Mais le ministère lui-même aurait bien besoin de formation. Car la campagne de recrutement qu'il vient de lancer, via des affiches et un site internet dédié, verse allègrement dans les stéréotypes (1).

Pour la campagne d'affichage, deux visuels : un jeune homme, une jeune femme. Elle lit et a « des rêves », il est penché sur son PC et a « de l'ambition ».

Voilà qui reproduit parfaitement le traitement différencié des filles et des garçons à l'oeuvre à l'école. La fille littéraire et le garçon technologique ; la fille passive, le garçon combattif.... des clichés toujours à l'oeuvre, inconsciemment, chez les enseignants et dans les manuels scolaires, comme le relevait l'an dernier une étude européenne sur les stéréotypes de genre dans l'éducation (2).

Deux genres, deux mesures


Et les stéréotypes de cette campagne de communication ne s'arrêtent pas là ! Le site leducationrecrute.fr présente les différents métiers de l'Education nationale. On peut ainsi devenir infirmièr(e) ou assistant(e) de service social : sur toutes les pages du site, le (e) assigne un double genre à ces métiers. C'est un progrès : des métiers féminisés jusqu'à leur nom (et effectivement occupé par des femmes à plus de 96% dans le second degré) peuvent aussi être perçus au masculin. Mais le progrès ne va que dans ce sens.

Sur le même site, tous les autres métiers, grammaticalement masculins, n'ont pas le droit à la féminisation par le (e). Il est vrai que le terme de professeure est encore peu usité, même si les femmes représentent près de 58% des enseignants en collège et lycée. Mais un conseiller principal d'éducation, ou un conseiller d'orientation-psychologue, peuvent tout à fait être des conseillères. (Ce qui est d'ailleurs le cas, en large majorité : près de 70% des CPE et plus de 80% des personnels d'orientation dans le second degré sont des femmes).

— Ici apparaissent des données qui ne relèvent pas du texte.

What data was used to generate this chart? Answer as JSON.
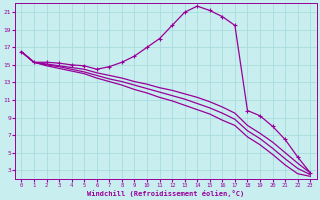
{
  "bg_color": "#c8eef0",
  "grid_color": "#aadddd",
  "line_color": "#990099",
  "xlabel": "Windchill (Refroidissement éolien,°C)",
  "xlim": [
    -0.5,
    23.5
  ],
  "ylim": [
    2.0,
    22.0
  ],
  "xticks": [
    0,
    1,
    2,
    3,
    4,
    5,
    6,
    7,
    8,
    9,
    10,
    11,
    12,
    13,
    14,
    15,
    16,
    17,
    18,
    19,
    20,
    21,
    22,
    23
  ],
  "yticks": [
    3,
    5,
    7,
    9,
    11,
    13,
    15,
    17,
    19,
    21
  ],
  "curve1_x": [
    0,
    1,
    2,
    3,
    4,
    5,
    6,
    7,
    8,
    9,
    10,
    11,
    12,
    13,
    14,
    15,
    16,
    17,
    18,
    19,
    20,
    21,
    22,
    23
  ],
  "curve1_y": [
    16.5,
    15.3,
    15.3,
    15.2,
    15.0,
    14.9,
    14.5,
    14.8,
    15.3,
    16.0,
    17.0,
    18.0,
    19.5,
    21.0,
    21.7,
    21.2,
    20.5,
    19.5,
    9.8,
    9.2,
    8.0,
    6.5,
    4.5,
    2.7
  ],
  "curve2_x": [
    0,
    1,
    2,
    3,
    4,
    5,
    6,
    7,
    8,
    9,
    10,
    11,
    12,
    13,
    14,
    15,
    16,
    17,
    18,
    19,
    20,
    21,
    22,
    23
  ],
  "curve2_y": [
    16.5,
    15.3,
    15.1,
    14.9,
    14.7,
    14.5,
    14.1,
    13.8,
    13.5,
    13.1,
    12.8,
    12.4,
    12.1,
    11.7,
    11.3,
    10.8,
    10.2,
    9.5,
    8.1,
    7.2,
    6.2,
    5.0,
    3.8,
    2.7
  ],
  "curve3_x": [
    0,
    1,
    2,
    3,
    4,
    5,
    6,
    7,
    8,
    9,
    10,
    11,
    12,
    13,
    14,
    15,
    16,
    17,
    18,
    19,
    20,
    21,
    22,
    23
  ],
  "curve3_y": [
    16.5,
    15.3,
    15.0,
    14.8,
    14.5,
    14.2,
    13.8,
    13.4,
    13.1,
    12.7,
    12.3,
    11.9,
    11.5,
    11.1,
    10.6,
    10.1,
    9.5,
    8.8,
    7.5,
    6.6,
    5.5,
    4.3,
    3.2,
    2.5
  ],
  "curve4_x": [
    0,
    1,
    2,
    3,
    4,
    5,
    6,
    7,
    8,
    9,
    10,
    11,
    12,
    13,
    14,
    15,
    16,
    17,
    18,
    19,
    20,
    21,
    22,
    23
  ],
  "curve4_y": [
    16.5,
    15.3,
    14.9,
    14.6,
    14.3,
    14.0,
    13.5,
    13.1,
    12.7,
    12.2,
    11.8,
    11.3,
    10.9,
    10.4,
    9.9,
    9.4,
    8.7,
    8.1,
    6.8,
    5.9,
    4.8,
    3.6,
    2.6,
    2.3
  ]
}
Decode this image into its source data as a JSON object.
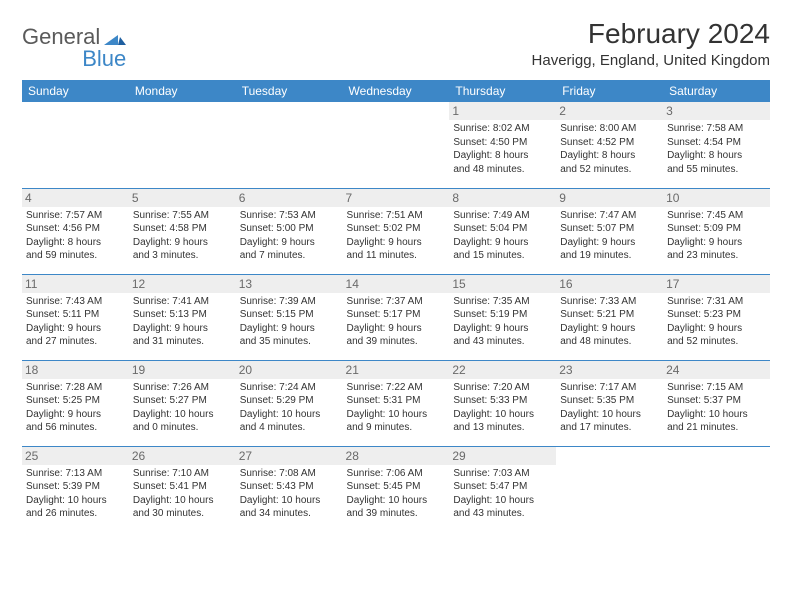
{
  "brand": {
    "general": "General",
    "blue": "Blue"
  },
  "title": "February 2024",
  "location": "Haverigg, England, United Kingdom",
  "columns": [
    "Sunday",
    "Monday",
    "Tuesday",
    "Wednesday",
    "Thursday",
    "Friday",
    "Saturday"
  ],
  "colors": {
    "header_bg": "#3d87c7",
    "header_text": "#ffffff",
    "border": "#3d87c7",
    "daynum_bg": "#eeeeee",
    "daynum_text": "#6a6a6a",
    "body_text": "#333333",
    "background": "#ffffff"
  },
  "typography": {
    "title_fontsize": 28,
    "location_fontsize": 15,
    "header_fontsize": 12,
    "daynum_fontsize": 12,
    "cell_fontsize": 10
  },
  "weeks": [
    [
      null,
      null,
      null,
      null,
      {
        "n": "1",
        "sr": "Sunrise: 8:02 AM",
        "ss": "Sunset: 4:50 PM",
        "d1": "Daylight: 8 hours",
        "d2": "and 48 minutes."
      },
      {
        "n": "2",
        "sr": "Sunrise: 8:00 AM",
        "ss": "Sunset: 4:52 PM",
        "d1": "Daylight: 8 hours",
        "d2": "and 52 minutes."
      },
      {
        "n": "3",
        "sr": "Sunrise: 7:58 AM",
        "ss": "Sunset: 4:54 PM",
        "d1": "Daylight: 8 hours",
        "d2": "and 55 minutes."
      }
    ],
    [
      {
        "n": "4",
        "sr": "Sunrise: 7:57 AM",
        "ss": "Sunset: 4:56 PM",
        "d1": "Daylight: 8 hours",
        "d2": "and 59 minutes."
      },
      {
        "n": "5",
        "sr": "Sunrise: 7:55 AM",
        "ss": "Sunset: 4:58 PM",
        "d1": "Daylight: 9 hours",
        "d2": "and 3 minutes."
      },
      {
        "n": "6",
        "sr": "Sunrise: 7:53 AM",
        "ss": "Sunset: 5:00 PM",
        "d1": "Daylight: 9 hours",
        "d2": "and 7 minutes."
      },
      {
        "n": "7",
        "sr": "Sunrise: 7:51 AM",
        "ss": "Sunset: 5:02 PM",
        "d1": "Daylight: 9 hours",
        "d2": "and 11 minutes."
      },
      {
        "n": "8",
        "sr": "Sunrise: 7:49 AM",
        "ss": "Sunset: 5:04 PM",
        "d1": "Daylight: 9 hours",
        "d2": "and 15 minutes."
      },
      {
        "n": "9",
        "sr": "Sunrise: 7:47 AM",
        "ss": "Sunset: 5:07 PM",
        "d1": "Daylight: 9 hours",
        "d2": "and 19 minutes."
      },
      {
        "n": "10",
        "sr": "Sunrise: 7:45 AM",
        "ss": "Sunset: 5:09 PM",
        "d1": "Daylight: 9 hours",
        "d2": "and 23 minutes."
      }
    ],
    [
      {
        "n": "11",
        "sr": "Sunrise: 7:43 AM",
        "ss": "Sunset: 5:11 PM",
        "d1": "Daylight: 9 hours",
        "d2": "and 27 minutes."
      },
      {
        "n": "12",
        "sr": "Sunrise: 7:41 AM",
        "ss": "Sunset: 5:13 PM",
        "d1": "Daylight: 9 hours",
        "d2": "and 31 minutes."
      },
      {
        "n": "13",
        "sr": "Sunrise: 7:39 AM",
        "ss": "Sunset: 5:15 PM",
        "d1": "Daylight: 9 hours",
        "d2": "and 35 minutes."
      },
      {
        "n": "14",
        "sr": "Sunrise: 7:37 AM",
        "ss": "Sunset: 5:17 PM",
        "d1": "Daylight: 9 hours",
        "d2": "and 39 minutes."
      },
      {
        "n": "15",
        "sr": "Sunrise: 7:35 AM",
        "ss": "Sunset: 5:19 PM",
        "d1": "Daylight: 9 hours",
        "d2": "and 43 minutes."
      },
      {
        "n": "16",
        "sr": "Sunrise: 7:33 AM",
        "ss": "Sunset: 5:21 PM",
        "d1": "Daylight: 9 hours",
        "d2": "and 48 minutes."
      },
      {
        "n": "17",
        "sr": "Sunrise: 7:31 AM",
        "ss": "Sunset: 5:23 PM",
        "d1": "Daylight: 9 hours",
        "d2": "and 52 minutes."
      }
    ],
    [
      {
        "n": "18",
        "sr": "Sunrise: 7:28 AM",
        "ss": "Sunset: 5:25 PM",
        "d1": "Daylight: 9 hours",
        "d2": "and 56 minutes."
      },
      {
        "n": "19",
        "sr": "Sunrise: 7:26 AM",
        "ss": "Sunset: 5:27 PM",
        "d1": "Daylight: 10 hours",
        "d2": "and 0 minutes."
      },
      {
        "n": "20",
        "sr": "Sunrise: 7:24 AM",
        "ss": "Sunset: 5:29 PM",
        "d1": "Daylight: 10 hours",
        "d2": "and 4 minutes."
      },
      {
        "n": "21",
        "sr": "Sunrise: 7:22 AM",
        "ss": "Sunset: 5:31 PM",
        "d1": "Daylight: 10 hours",
        "d2": "and 9 minutes."
      },
      {
        "n": "22",
        "sr": "Sunrise: 7:20 AM",
        "ss": "Sunset: 5:33 PM",
        "d1": "Daylight: 10 hours",
        "d2": "and 13 minutes."
      },
      {
        "n": "23",
        "sr": "Sunrise: 7:17 AM",
        "ss": "Sunset: 5:35 PM",
        "d1": "Daylight: 10 hours",
        "d2": "and 17 minutes."
      },
      {
        "n": "24",
        "sr": "Sunrise: 7:15 AM",
        "ss": "Sunset: 5:37 PM",
        "d1": "Daylight: 10 hours",
        "d2": "and 21 minutes."
      }
    ],
    [
      {
        "n": "25",
        "sr": "Sunrise: 7:13 AM",
        "ss": "Sunset: 5:39 PM",
        "d1": "Daylight: 10 hours",
        "d2": "and 26 minutes."
      },
      {
        "n": "26",
        "sr": "Sunrise: 7:10 AM",
        "ss": "Sunset: 5:41 PM",
        "d1": "Daylight: 10 hours",
        "d2": "and 30 minutes."
      },
      {
        "n": "27",
        "sr": "Sunrise: 7:08 AM",
        "ss": "Sunset: 5:43 PM",
        "d1": "Daylight: 10 hours",
        "d2": "and 34 minutes."
      },
      {
        "n": "28",
        "sr": "Sunrise: 7:06 AM",
        "ss": "Sunset: 5:45 PM",
        "d1": "Daylight: 10 hours",
        "d2": "and 39 minutes."
      },
      {
        "n": "29",
        "sr": "Sunrise: 7:03 AM",
        "ss": "Sunset: 5:47 PM",
        "d1": "Daylight: 10 hours",
        "d2": "and 43 minutes."
      },
      null,
      null
    ]
  ]
}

De ce fait, le ministère ne respecte pas les règles qu'il s'est lui-même fixées. C'était en 2000, et l'heure était alors à l'adoption d'une « démarche exemplaire ». Une note demandait aux responsables de l'ensemble des services de l'Education nationale, « à chaque fois qu'il s'agit de termes dont le féminin est d'usage courant, d'utiliser l'appellation professionnelle féminine dans tous les textes et documents émis par vos services ». La note les appelait à se référer au « Guide d'aide à la féminisation des noms de métiers, titres, grades et fonctions », édité un an plus tôt. Voilà de quoi bachoter pour les services du ministère.

(1) Le syndicat UNSA le relevait dès le 1er juin, Rue89 y revient à son tour.

(2) Des clichés évidemment pas cantonnés à l'école. Les bodys fille/garçon de la marque Petit Bateau en sont un autre exemple flagrant.